The marine litter was then loaded onto trucks by using three backhoes to be transported to a landfill site.
"Some 70 percent of the marine debris is plastic waste," Colonel Made Mahaparta from the Udayana Regional Military Command stated.
The clean-up mission was conducted by local government officials, who collaborated with boy scouts, police officers, and soldiers.
Head of the Environment Office at the Badung District Government I Wayan Puja pointed to the yearly problem of a mountain of trash lying adrift at sea that then washed ashore on Kuta Beach.
However, the volume of marine litter washing ashore has slightly reduced. The trash lying strewn around comprised driftwood and drift bamboo, though chiefly constituting plastic waste, he remarked.
"It means the garbage comes from the residential waste that fails to be handled properly," he remarked, adding that during the rainy season, the domestic waste washes into the rivers before reaching the sea.
The marine debris, which often washes ashore on Kuta Beach, is found spreading along the 15-km-long coastal line, he pointed out.
ANTARA noted that the marine litter, chiefly comprising plastic waste, has become a serious problem for the resort island of Bali's beaches and sea.
In February 2016, Kuta Beach, for instance, came under the glare of the local and global media for the varied trash washed up ashore this popular beach.

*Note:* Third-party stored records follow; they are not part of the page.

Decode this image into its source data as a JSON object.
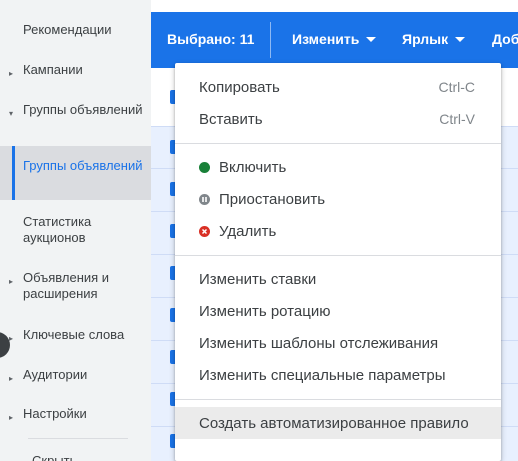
{
  "sidebar": {
    "items": [
      {
        "label": "Рекомендации"
      },
      {
        "label": "Кампании"
      },
      {
        "label": "Группы объявлений"
      },
      {
        "label": "Группы объявлений"
      },
      {
        "label": "Статистика аукционов"
      },
      {
        "label": "Объявления и расширения"
      },
      {
        "label": "Ключевые слова"
      },
      {
        "label": "Аудитории"
      },
      {
        "label": "Настройки"
      },
      {
        "label": "Скрыть"
      }
    ]
  },
  "toolbar": {
    "selected": "Выбрано: 11",
    "edit": "Изменить",
    "label": "Ярлык",
    "add": "Доб"
  },
  "menu": {
    "copy": {
      "label": "Копировать",
      "shortcut": "Ctrl-C"
    },
    "paste": {
      "label": "Вставить",
      "shortcut": "Ctrl-V"
    },
    "enable": {
      "label": "Включить",
      "color": "#188038"
    },
    "pause": {
      "label": "Приостановить",
      "color": "#80868b"
    },
    "remove": {
      "label": "Удалить",
      "color": "#d93025"
    },
    "change_bids": "Изменить ставки",
    "change_rotation": "Изменить ротацию",
    "change_tracking": "Изменить шаблоны отслеживания",
    "change_params": "Изменить специальные параметры",
    "create_rule": "Создать автоматизированное правило"
  },
  "colors": {
    "accent": "#1a73e8"
  }
}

The image of unclean Kuta Beach was published by several print and electronic media, including "theconversation.com," which used the photo for an article written by Thomas Wright, a PhD student of Australia's University of Queensland, dated 5/9/2017.
Wright pointed out that Indonesia was recorded as one of the world's main contributors to marine plastic pollution due to its polluted rivers and streams that distributed some 200 thousand tons of plastic to the ocean annually.
Two years after vast quantities of plastic waste washed up ashore Kuta Beach, the same issue again caught the global media's attention. In March 2018, The Guardian's news portal published a story on the diving experience of Rich Horner in Bali Island.
The British diver spotted vast quantities of trash floating in the sea of Bali and then filmed it. His video was then broadcast on his social media account and YouTube.